- Artist: Susan Wagner
- Year: 1998
- Type: Bronze
- Dimensions: 14 ft (4.3 m) (height)
- Location: Journal Square Jersey City, New Jersey;

= Statue of Jackie Robinson (Jersey City) =

Bronze sculpture in New Jersey, U.S.

The Statue of Jackie Robinson in Jersey City, New Jersey is located at Journal Square at the entrance to the Journal Square Transportation Center.

==Statue==
The work was conceived by Susan Wagner and was dedicated on February 26, 1998.

The statue depicts Jackie Robinson with both arms outstretched, his catching hand gloved. It is 14 feet tall, and consists of quarter inch thick bronze, 1,500 lb of bronze reinforced with 1,000 lb of stainless steel armature and mounting plate. The inscription on the plaque at its foot uses the name Jack Roosevelt Robinson (1919 - 1972) and quotes the player himself: "A life is not important except in the impact it has on other lives.”
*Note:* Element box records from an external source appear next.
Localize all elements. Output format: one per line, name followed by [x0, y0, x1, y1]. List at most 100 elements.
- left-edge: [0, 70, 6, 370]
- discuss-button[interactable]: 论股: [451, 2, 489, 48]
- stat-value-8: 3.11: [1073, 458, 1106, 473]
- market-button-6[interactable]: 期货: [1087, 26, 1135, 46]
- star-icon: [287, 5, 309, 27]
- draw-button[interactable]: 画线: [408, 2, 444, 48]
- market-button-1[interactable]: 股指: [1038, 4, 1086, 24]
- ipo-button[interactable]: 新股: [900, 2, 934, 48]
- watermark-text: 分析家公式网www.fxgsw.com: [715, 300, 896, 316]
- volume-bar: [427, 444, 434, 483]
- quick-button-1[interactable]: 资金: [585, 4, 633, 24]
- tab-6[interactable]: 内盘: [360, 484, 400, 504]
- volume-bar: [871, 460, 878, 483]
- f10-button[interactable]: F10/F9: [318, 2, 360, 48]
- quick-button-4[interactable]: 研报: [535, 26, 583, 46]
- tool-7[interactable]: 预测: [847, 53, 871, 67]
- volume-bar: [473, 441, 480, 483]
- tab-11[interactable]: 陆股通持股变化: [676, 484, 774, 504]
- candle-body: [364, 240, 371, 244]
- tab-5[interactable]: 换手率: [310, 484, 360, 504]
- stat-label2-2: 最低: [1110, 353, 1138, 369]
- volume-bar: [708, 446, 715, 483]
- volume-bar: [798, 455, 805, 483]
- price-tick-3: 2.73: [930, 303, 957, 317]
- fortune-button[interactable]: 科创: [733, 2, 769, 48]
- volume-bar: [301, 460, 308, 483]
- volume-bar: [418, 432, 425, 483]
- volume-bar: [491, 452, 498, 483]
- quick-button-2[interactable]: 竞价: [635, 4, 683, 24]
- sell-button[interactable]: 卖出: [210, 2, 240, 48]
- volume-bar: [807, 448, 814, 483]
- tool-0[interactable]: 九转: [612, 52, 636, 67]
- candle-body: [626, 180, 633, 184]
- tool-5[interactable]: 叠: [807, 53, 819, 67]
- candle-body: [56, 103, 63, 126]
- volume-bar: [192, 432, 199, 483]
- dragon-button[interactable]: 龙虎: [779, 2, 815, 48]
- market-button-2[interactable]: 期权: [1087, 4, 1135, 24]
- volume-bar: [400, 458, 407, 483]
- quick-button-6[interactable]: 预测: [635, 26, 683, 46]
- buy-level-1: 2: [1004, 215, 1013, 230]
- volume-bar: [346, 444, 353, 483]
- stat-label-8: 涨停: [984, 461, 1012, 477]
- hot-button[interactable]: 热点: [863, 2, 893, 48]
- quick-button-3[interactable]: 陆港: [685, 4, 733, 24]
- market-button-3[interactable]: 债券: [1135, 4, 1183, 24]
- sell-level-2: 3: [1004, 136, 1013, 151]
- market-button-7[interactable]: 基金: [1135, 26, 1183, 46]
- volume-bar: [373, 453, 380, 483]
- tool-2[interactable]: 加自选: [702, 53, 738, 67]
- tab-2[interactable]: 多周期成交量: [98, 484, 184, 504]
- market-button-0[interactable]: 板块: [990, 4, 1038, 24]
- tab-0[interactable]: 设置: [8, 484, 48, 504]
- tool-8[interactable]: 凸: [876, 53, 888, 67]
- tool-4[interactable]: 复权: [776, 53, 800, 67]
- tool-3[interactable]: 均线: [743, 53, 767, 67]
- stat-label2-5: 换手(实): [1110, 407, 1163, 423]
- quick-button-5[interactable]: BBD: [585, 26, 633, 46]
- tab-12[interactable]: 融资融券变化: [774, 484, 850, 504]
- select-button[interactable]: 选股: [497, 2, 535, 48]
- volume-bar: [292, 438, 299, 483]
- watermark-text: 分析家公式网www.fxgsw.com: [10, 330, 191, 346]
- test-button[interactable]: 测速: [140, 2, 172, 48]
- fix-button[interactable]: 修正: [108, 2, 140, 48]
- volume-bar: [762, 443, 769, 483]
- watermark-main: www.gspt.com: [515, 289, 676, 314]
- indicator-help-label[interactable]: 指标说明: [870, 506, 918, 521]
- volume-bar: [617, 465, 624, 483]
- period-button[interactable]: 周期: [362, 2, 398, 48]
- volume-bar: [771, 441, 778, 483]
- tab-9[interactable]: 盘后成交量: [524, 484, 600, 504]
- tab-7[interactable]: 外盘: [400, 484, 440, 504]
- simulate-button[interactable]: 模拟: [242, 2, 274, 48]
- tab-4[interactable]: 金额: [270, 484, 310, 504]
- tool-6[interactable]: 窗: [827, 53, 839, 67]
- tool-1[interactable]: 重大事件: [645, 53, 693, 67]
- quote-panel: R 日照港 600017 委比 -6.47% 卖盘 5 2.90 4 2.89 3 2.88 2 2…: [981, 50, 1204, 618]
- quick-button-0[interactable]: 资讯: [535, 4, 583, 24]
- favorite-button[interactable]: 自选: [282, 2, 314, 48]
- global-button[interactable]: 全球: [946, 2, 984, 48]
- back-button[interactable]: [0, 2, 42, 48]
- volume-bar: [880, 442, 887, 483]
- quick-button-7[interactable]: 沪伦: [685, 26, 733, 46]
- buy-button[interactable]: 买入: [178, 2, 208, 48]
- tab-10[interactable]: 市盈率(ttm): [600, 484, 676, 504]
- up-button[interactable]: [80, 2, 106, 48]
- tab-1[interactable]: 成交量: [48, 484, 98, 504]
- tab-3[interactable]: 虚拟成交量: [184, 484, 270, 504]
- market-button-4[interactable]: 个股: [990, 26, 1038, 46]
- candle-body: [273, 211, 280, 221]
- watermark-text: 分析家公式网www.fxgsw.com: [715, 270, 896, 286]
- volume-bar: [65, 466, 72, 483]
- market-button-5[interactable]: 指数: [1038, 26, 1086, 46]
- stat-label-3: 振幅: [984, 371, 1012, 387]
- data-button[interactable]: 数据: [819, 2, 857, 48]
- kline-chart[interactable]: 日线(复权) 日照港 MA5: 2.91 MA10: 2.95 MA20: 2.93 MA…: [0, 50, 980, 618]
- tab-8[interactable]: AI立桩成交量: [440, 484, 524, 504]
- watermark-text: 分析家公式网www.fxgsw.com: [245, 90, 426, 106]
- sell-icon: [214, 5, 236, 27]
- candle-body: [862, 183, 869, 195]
The work was commissioned the Jackie Robinson Foundation, and installed in partnership with the Port Authority of New York & New Jersey, the City of Jersey City, the New Jersey Sports History Commission, and others.

==Significance==
On April 18, 1946 — opening day of the International League season — Robinson, the 26-year-old second baseman, took the field for the Montreal Royals against the Jersey City Giants, a Class AAA affiliate of the New York Giants, thus becoming the first African American player to break the baseball color line in the modern era of segregated professional baseball. The game took place at Jersey City's since-demolished Roosevelt Stadium (Droyer's Point at the foot of Danforth Avenue at Route 440). The Giants sold 52,000 tickets (more than double the stadium's capacity of 23,000). Robinson went on to have four hits including a 3-run homer, with 4 RBI, 4 runs scored, and 2 stolen bases in Montreal's 14–1 win. A year later, Robinson would again break the color line when he debuted with the Major League Baseball's Brooklyn Dodgers on April 15, 1947.